The urban farming company Farmscape is the next revolutionary in the local food movement, aiming to bring agriculture to the city. "One of the things that people don't talk about when they talk about the food system is who is working," states Rachel Bailin, the marketing manager for Farmscape. In an attempt to get their own hands dirty, the young company has begun digging in on sites all over Los Angeles with a dedicated team of workers. "The less-than-four-year-old company has 12 full-time employees-including seven farmers who receive a living wage plus healthcare-and is looking to keep growing," writes Zak Stone. "So far they've installed more than 300 urban farms throughout the L.A. area and maintain 150 of them weekly."
The company runs itself as a business, serving various private clients, but their work has become more of a profitable community service. "'When we first started, we expected that our clients would be of a higher income level and would be two-parent working families,' says Bailin. Instead, Farmscape has been delighted to build gardens for preschool teachers, single mothers, and institutions and businesses that want employee gardens as perks."

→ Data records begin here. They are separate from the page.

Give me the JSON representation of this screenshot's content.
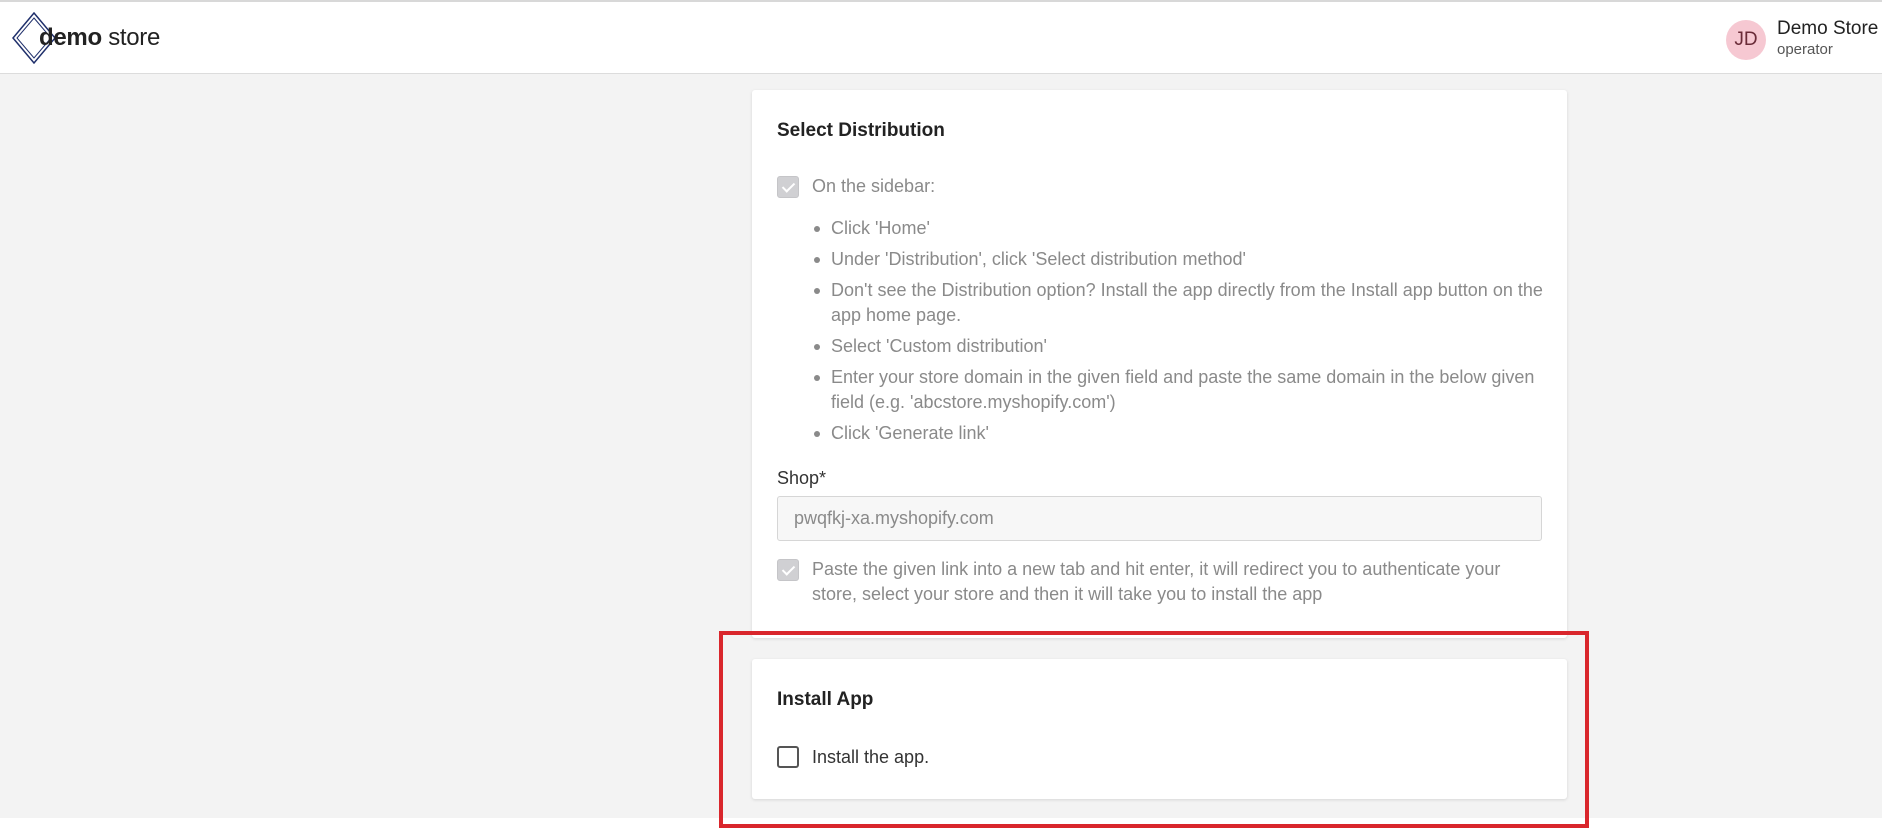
{
  "header": {
    "logo_bold": "demo",
    "logo_light": "store",
    "user_initials": "JD",
    "user_name": "Demo Store",
    "user_role": "operator"
  },
  "distribution": {
    "title": "Select Distribution",
    "step_one": "On the sidebar:",
    "steps": [
      "Click 'Home'",
      "Under 'Distribution', click 'Select distribution method'",
      "Don't see the Distribution option? Install the app directly from the Install app button on the app home page.",
      "Select 'Custom distribution'",
      "Enter your store domain in the given field and paste the same domain in the below given field (e.g. 'abcstore.myshopify.com')",
      "Click 'Generate link'"
    ],
    "shop_label": "Shop*",
    "shop_value": "pwqfkj-xa.myshopify.com",
    "step_two": "Paste the given link into a new tab and hit enter, it will redirect you to authenticate your store, select your store and then it will take you to install the app"
  },
  "install": {
    "title": "Install App",
    "checkbox_label": "Install the app."
  },
  "colors": {
    "highlight": "#d9262c",
    "avatar_bg": "#f6c8d2"
  }
}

Using local farming as their platform, the Farmscape company has chosen to take on a political presence by running for office for the 2013 mayoral election. "Bailin says it's an ironic way of questioning the bounds of "corporate personhood," extended to a corporation's right to free speech by the Supreme Court's ruling on Citizens United in 2010." Ironic or not, the company is serious about its mission to make farming an accessible and beneficial food option for urbanites. Bureaucracy and red tape, Bailin believes, are unnecessary obstacles to spreading her company's mission. Asks Bailin, "If corporations are already deciding our politics by giving a bunch of money and lobbying, why not see if we can take out the middleman that would be the politician and make corporations the politician?"